The Wolfpack also lost 29-23 to Rutgers in the 2008 Papajohns.com Bowl, which will always be remembered for when NCSU was leading 17-6 when former quarterback Russell Wilson suffered a sprained knee injury. Rutgers ended up rallying for a 29-23 victory, but O'Brien still is quick to point out his team would have won if Wilson didn't get injured.
O'Brien said he's kept the same bowl game regimen the same after changing it up in 2000. Boston College got hammered 62-28 against Colorado in the Insight.com Bowl in 1999.

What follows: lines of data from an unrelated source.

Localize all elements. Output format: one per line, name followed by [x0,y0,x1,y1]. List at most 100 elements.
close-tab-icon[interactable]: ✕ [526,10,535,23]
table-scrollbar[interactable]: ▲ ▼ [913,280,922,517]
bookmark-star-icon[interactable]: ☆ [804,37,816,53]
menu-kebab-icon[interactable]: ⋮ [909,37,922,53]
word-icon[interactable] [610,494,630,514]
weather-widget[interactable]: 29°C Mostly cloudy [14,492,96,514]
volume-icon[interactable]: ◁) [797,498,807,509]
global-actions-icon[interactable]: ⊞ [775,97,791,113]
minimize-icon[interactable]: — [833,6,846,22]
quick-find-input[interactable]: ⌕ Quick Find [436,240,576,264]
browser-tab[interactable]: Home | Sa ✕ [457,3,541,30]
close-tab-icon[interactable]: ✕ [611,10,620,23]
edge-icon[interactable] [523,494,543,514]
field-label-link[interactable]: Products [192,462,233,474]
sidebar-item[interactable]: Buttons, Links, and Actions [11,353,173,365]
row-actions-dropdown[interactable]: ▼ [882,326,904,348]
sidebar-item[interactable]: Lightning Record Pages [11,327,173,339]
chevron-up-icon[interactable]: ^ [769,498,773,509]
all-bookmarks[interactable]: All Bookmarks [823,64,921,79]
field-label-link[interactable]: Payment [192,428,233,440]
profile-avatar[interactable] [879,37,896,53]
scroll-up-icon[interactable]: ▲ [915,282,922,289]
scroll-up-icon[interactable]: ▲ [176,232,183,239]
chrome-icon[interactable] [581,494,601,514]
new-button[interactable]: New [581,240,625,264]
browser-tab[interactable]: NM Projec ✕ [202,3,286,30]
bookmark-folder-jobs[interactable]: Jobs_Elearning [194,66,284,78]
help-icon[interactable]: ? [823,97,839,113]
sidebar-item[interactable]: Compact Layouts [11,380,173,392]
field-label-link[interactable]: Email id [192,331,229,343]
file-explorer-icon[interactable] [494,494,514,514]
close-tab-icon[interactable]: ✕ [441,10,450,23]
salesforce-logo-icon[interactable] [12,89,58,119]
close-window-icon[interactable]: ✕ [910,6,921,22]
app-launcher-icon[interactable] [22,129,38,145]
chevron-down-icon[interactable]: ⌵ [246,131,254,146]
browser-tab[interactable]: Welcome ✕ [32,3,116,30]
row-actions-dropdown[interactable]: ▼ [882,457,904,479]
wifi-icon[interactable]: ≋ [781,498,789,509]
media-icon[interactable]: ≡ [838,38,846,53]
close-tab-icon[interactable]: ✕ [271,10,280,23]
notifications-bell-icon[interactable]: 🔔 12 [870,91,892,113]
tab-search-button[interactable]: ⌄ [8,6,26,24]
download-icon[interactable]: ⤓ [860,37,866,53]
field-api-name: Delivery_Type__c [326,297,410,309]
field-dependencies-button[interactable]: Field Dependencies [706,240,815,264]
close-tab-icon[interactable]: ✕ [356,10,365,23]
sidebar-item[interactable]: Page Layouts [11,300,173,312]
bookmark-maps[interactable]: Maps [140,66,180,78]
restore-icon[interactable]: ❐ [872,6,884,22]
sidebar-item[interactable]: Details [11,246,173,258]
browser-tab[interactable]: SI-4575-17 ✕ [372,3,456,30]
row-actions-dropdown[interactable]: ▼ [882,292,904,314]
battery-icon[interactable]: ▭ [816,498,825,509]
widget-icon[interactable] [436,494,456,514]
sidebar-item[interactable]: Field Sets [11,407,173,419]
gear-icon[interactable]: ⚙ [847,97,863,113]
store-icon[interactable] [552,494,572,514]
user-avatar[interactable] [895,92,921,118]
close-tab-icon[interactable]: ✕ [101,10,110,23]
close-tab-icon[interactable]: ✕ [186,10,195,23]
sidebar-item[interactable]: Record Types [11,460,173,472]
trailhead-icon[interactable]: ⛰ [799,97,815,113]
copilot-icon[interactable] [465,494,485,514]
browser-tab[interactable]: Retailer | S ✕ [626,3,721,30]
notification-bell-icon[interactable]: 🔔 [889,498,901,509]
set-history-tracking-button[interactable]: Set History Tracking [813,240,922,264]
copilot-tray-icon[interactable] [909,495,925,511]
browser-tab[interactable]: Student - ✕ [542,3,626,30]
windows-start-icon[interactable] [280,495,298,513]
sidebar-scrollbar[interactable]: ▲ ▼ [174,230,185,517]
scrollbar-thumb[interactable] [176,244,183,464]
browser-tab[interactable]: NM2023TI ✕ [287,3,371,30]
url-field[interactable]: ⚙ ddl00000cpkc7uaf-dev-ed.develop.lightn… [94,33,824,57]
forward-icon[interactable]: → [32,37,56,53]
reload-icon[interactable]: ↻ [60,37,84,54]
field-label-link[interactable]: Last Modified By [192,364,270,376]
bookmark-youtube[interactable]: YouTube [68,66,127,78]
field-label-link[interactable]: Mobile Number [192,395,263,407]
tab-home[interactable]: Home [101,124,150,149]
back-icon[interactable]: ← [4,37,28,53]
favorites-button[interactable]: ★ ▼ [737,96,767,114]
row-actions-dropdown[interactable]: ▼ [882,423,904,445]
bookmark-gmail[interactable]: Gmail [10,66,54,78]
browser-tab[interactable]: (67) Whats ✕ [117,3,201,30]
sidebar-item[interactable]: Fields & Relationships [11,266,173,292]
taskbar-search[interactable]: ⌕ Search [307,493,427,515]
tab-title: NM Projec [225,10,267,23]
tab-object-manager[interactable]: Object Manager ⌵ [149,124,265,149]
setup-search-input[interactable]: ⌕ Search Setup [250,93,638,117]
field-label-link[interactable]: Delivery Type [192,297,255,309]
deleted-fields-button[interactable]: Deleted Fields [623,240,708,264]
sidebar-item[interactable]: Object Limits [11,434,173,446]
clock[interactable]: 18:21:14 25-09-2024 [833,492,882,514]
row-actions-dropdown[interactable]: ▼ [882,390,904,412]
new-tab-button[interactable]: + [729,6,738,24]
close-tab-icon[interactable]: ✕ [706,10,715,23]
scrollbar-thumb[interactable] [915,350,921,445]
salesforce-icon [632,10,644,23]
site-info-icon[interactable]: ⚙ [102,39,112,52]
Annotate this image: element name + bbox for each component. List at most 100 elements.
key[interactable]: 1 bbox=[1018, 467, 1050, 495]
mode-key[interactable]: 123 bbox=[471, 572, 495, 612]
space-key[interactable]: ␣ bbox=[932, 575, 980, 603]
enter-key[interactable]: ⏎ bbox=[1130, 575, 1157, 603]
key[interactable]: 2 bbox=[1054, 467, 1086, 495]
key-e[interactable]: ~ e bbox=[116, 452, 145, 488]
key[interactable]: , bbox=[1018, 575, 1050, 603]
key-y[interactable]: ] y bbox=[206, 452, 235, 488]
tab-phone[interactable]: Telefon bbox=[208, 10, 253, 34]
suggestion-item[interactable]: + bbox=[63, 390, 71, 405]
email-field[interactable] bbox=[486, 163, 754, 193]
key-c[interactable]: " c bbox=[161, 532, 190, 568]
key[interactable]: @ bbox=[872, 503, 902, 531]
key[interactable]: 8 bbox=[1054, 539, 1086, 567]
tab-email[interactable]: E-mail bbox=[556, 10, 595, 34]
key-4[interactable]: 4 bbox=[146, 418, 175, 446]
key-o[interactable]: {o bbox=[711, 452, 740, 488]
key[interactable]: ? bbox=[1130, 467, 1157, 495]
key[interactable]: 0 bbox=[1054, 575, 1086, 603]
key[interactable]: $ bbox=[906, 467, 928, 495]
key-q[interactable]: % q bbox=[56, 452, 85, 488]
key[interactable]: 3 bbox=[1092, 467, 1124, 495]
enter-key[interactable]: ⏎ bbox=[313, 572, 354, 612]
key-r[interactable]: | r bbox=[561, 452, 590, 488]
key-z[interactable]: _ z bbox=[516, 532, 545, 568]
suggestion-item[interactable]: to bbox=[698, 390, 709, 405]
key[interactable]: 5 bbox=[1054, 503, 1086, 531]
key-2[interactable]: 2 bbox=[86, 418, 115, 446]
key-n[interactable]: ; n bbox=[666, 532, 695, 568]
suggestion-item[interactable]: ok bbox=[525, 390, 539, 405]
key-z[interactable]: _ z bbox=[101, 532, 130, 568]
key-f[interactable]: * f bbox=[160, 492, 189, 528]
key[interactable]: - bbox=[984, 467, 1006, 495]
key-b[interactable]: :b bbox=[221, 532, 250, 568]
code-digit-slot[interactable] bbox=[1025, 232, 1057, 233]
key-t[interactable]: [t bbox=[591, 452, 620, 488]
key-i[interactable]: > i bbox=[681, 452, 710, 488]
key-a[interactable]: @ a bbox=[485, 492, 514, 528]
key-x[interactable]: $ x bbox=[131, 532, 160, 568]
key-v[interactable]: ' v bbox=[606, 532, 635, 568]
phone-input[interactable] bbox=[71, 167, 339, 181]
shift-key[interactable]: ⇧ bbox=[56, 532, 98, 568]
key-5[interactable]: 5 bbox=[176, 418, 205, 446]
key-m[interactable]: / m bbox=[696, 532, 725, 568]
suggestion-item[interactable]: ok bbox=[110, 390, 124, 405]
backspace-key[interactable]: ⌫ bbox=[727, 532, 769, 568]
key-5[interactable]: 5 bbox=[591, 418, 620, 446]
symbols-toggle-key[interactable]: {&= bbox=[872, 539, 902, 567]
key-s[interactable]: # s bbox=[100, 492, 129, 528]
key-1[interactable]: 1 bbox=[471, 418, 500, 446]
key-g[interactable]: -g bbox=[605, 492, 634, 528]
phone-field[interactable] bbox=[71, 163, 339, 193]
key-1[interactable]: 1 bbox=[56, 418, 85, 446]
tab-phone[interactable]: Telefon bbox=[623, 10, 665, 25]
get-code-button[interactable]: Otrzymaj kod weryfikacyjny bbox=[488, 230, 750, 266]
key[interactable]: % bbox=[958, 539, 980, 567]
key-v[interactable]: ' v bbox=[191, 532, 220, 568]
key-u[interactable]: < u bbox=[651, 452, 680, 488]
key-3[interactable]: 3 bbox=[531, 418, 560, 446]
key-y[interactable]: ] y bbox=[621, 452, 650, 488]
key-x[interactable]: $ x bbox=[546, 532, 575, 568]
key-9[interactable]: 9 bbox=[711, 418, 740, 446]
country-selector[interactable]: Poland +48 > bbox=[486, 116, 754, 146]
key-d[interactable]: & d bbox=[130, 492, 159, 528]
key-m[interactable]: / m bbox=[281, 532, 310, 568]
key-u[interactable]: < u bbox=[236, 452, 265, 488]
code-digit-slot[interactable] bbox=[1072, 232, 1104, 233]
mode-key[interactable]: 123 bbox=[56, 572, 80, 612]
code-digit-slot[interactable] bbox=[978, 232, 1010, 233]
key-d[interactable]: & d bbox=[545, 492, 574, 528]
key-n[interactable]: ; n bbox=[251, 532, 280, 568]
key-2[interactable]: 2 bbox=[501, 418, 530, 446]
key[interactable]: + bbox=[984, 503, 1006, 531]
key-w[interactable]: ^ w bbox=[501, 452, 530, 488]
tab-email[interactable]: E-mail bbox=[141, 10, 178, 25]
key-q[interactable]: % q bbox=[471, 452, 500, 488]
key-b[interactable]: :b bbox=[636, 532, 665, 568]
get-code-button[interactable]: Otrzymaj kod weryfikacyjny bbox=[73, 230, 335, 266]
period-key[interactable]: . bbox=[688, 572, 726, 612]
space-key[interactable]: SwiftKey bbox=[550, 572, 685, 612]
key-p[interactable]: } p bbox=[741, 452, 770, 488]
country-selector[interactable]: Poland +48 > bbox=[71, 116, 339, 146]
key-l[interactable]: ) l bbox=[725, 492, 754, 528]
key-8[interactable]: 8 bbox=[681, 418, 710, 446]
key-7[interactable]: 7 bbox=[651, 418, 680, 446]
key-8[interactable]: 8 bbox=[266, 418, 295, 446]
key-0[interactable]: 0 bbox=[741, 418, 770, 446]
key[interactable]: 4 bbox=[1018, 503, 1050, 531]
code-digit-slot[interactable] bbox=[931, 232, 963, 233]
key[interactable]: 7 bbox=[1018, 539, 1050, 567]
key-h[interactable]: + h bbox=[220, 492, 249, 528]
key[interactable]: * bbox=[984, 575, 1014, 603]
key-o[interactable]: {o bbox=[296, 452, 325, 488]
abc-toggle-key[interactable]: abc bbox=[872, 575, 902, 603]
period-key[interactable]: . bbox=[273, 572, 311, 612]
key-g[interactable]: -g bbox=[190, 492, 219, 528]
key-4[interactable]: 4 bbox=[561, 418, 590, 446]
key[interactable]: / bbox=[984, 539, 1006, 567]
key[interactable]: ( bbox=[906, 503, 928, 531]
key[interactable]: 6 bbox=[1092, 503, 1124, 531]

"After we got killed my first year, I made some changes, and from that point on, we've followed the script the way we've done it," O'Brien said. "It has worked out well for us. There is something for the football team to want to be at the place, and wanting to win the football game. That comes back to the character to the team you have.
"Its an opportunity to send your seniors out with a win, but also an opportunity for the underclassmen to set the stage for next year. That is what we try to focus on."
O'Brien, who likes to avoid flying places if possible, also half-joked that he's glad the Wolfpack can just drive to Charlotte. NC State will also get extra practices, which is a huge help to the freshmen who redshirt this season and other young players.
"From a coaching standpoint, it's a start for next year in some respects because right now, as we practice, all we are trying to do is maintain the [older players]," O'Brien said. "In a regular practice sequence, you wouldn't get any of the redshirt freshmen or scout team guys any work at all. They are getting as much work as [the older players], and in some cases, even more."
NC State starts practicing for the bowl game this Saturday and Sunday, with each about 75 minutes long. NC State will start gearing up for the bowl game in earnest Dec. 14 when finals exams are over.
The Wolfpack will also have two open practices for the fans and media around 2:30 p.m. Dec. 17-18 at either Carter-Finley Stadium or the practice fields (still to be determined).
NC State will incorporate the last of the game week preparations during two days in Charlotte. The team arrives Dec. 22 and will have a week of social activities lined up.
NC State fifth-year senior defensive tackle J.R. Sweezy, who is a co-captain, is from nearby Mooresville, N.C. Playing his last game in a Wolfpack uniform near his hometown is a special experience.
"This will definitely feel like a home game, especially with all the red," Sweezy said. "You aren't going to know who's who. I'm very excited to play another game. Luckily it is in Charlotte, which is right down the road from where I grew up, and I can play in front of everybody."
The Wolfpack team will also get to spend Christmas together in Charlotte, which seems fitting after all the ups and downs this past season, yet the players never gave up during the adversity.
"This is who I wanted to spend Christmas with," NCSU fifth-year senior tight end and co-captain George Bryan said. "I didn't want to be home. My family wanted me to be playing football. They enjoy coming to the bowl games."
The NC State seniors will finish its careers with three bowl trips in five years. The redshirt juniors will finish the month of December with three years worth of extra bowl practices, which is another valued trait to the coaching staff in building a program.
"That is what we should be doing here, going each and every year, and that [practices] adds up," O'Brien said. "It helps you in recruiting. It helps your profile of your school. Everybody wants to go to places that win football games, play on national TV, which we always have that opportunity here because of our fans and stadium, and want to play in bowl games. That is all part of the building process to be in a championship program."